Protocol has created ‘feast or famine’ economy in Northern Ireland

·4-min read
Haulage lorry drives passed a sign at Belfast Port welcoming travellers to the Harbour Estate. (PA Wire)
Haulage lorry drives passed a sign at Belfast Port welcoming travellers to the Harbour Estate. (PA Wire)

The Northern Ireland Protocol has created a “feast or famine” economy in the region with some businesses struggling while others thrive, a parliamentary report has found.

A House of Lords committee examining the post-Brexit Irish Sea trading arrangements found that companies involved in trade with the rest of the UK were being hampered by added red tape whereas those more reliant on doing business with Ireland and the wider EU were benefiting.

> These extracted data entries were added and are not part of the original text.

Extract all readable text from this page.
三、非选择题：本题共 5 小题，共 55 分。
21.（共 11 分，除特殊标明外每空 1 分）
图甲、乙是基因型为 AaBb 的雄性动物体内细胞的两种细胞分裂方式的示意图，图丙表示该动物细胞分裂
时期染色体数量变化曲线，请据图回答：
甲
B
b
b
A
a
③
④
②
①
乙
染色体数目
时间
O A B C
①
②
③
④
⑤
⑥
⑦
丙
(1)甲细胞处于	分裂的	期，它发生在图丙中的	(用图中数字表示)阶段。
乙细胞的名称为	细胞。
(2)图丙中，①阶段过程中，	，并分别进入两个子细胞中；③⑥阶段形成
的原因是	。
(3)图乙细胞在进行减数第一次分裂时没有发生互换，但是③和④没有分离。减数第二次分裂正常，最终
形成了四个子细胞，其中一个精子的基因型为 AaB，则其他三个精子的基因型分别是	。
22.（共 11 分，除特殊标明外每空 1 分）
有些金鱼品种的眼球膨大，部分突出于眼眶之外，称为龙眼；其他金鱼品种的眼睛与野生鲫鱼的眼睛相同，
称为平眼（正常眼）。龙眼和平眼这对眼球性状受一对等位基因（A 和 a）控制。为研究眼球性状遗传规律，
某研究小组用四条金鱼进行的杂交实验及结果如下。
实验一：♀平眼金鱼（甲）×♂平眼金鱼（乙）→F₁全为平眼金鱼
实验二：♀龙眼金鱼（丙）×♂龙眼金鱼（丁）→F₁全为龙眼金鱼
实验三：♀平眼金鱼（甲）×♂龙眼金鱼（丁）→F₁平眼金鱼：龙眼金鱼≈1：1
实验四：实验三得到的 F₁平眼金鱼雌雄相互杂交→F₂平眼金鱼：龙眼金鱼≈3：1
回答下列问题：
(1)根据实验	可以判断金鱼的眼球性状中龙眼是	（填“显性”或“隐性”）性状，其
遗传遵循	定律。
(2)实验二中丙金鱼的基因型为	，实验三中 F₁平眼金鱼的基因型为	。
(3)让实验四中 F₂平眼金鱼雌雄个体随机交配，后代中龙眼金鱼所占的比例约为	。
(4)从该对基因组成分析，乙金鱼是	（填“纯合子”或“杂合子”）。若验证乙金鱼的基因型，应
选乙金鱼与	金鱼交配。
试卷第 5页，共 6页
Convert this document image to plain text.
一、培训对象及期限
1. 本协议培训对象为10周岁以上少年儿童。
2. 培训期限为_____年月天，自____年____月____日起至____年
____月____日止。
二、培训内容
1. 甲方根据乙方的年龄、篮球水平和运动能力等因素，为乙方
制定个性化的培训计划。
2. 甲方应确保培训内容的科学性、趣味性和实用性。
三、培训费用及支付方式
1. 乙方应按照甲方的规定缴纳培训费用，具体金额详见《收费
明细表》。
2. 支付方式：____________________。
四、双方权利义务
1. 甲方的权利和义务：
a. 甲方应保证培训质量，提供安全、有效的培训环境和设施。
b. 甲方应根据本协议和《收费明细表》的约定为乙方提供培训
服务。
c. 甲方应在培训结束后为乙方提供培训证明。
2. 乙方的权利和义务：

The committee stressed an urgent need to resolve the issues created by the protocol and called on the EU and UK to reengage in negotiations.

The committee’s report comes amid a breakdown in relations between London and Brussels over the UK Government’s controversial plan to pass legislation at Westminster that would empower ministers to unilaterally rip up the bulk of the protocol.

Lord Jay of Ewelme who chairs the committee on the Northern Ireland Protocol (UK Parliament/PA) (PA Media)
Lord Jay of Ewelme who chairs the committee on the Northern Ireland Protocol (UK Parliament/PA) (PA Media)

Peers said the two sides needed to rebuild trust and repair damaged relationships and recommit to finding an agreed resolution. They said a “mutually agreed solution” was the best outcome as they urged compromise.

The protocol was agreed by the EU and UK in 2019 as a way to avoid a hard land border on the island of Ireland.

It did do so by moving regulatory and customs processes to the Irish Sea, creating new checks on goods being shipped from Great Britain to Northern Ireland.

While businesses involved in moving GB goods into the region have been hit by added bureaucracy, those Northern Ireland businesses involved in selling into the EU can do so without restriction, giving them a potential advantage over competitors in the rest of the UK.

Lord Jay of Ewelme, who chairs the Protocol on Ireland/Northern Ireland Committee, said: “The committee’s engagement with businesses trading in and with Northern Ireland has demonstrated that, while much uncertainty remains, the economic impact of the protocol is gradually becoming clearer.

“The situation was described to us as ‘feast or famine’, whereby businesses able to take advantage of the protocol benefit, while those dependent on trade with Great Britain lose out.”

In preparing its report, the committee took evidence from the five largest parties in the Northern Ireland Assembly, the UK and Irish governments, business representatives, academics and civic society representatives.

Peers said the sea border had created increased bureaucracy, resulting in added pressures on companies’ staff resources, increased costs and longer delivery times.

They said the arrangements had a “disproportionately negative impact” on small to medium sized enterprises (SMEs).

A Border Force Officer returns papers to a haulage driver at a checking facility at Belfast Port (PA) (PA Wire)
A Border Force Officer returns papers to a haulage driver at a checking facility at Belfast Port (PA) (PA Wire)

The committee said there remained a concern that businesses in GB will ultimately decided to withdraw from the Northern Ireland market.

Examining those businesses that are benefiting from the protocol, the committee highlighted the dairy and meat processing industries, which are dependent on complex cross-border supply chains on the island of Ireland.

They said those sectors would be damaged if access to the EU single market was lost.

The committee identified several solutions that have been advocated by the business community in Northern Ireland.

Those include a call for “proportionality” in the application of the rules and controls on Irish Sea trade and differential treatment for GB goods whose end destination is Northern Ireland, in comparison to those destined for onward transportation into the EU.

One of the UK’s preferred resolutions is the creation of a dual regulatory system whereby businesses could choose to either comply with EU product standards or UK rules.

The committee said there was “widespread concern” among business about the practical feasibility and implications for cross-border supply chains of this proposal.

The report is a follow-up to an introductory report published by the committee 12 months ago.

Lord Jay added: “Business representatives have put forward a number of mitigations and solutions to ease the practical impact of the protocol, and many of these proposals remain unchanged since the Committee’s July 2021 introductory report.

“At that time, we stressed the need for dialogue to resolve the issues arising under the protocol in the interests of the people of Northern Ireland. It is a matter of deep regret that, in the intervening twelve months, the state of political dialogue in relation to the protocol has deteriorated further.

“There is an urgent need for a reset of dialogue. We therefore call on the UK and the EU, together with the political parties, and stakeholders in Northern Ireland, and the Irish Government, to make a renewed commitment to work together to put Northern Ireland’s interests first, participate together in constructive engagement, rebuild trust and engage in effective relationship-building.

“As one of our witnesses told us, those who negotiated the Belfast/Good Friday Agreement were able to do so because of their ability to appreciate the perspectives of others and willingness to work together and take risks to achieve a common goal despite historic differences. Such a courageous approach is needed now.”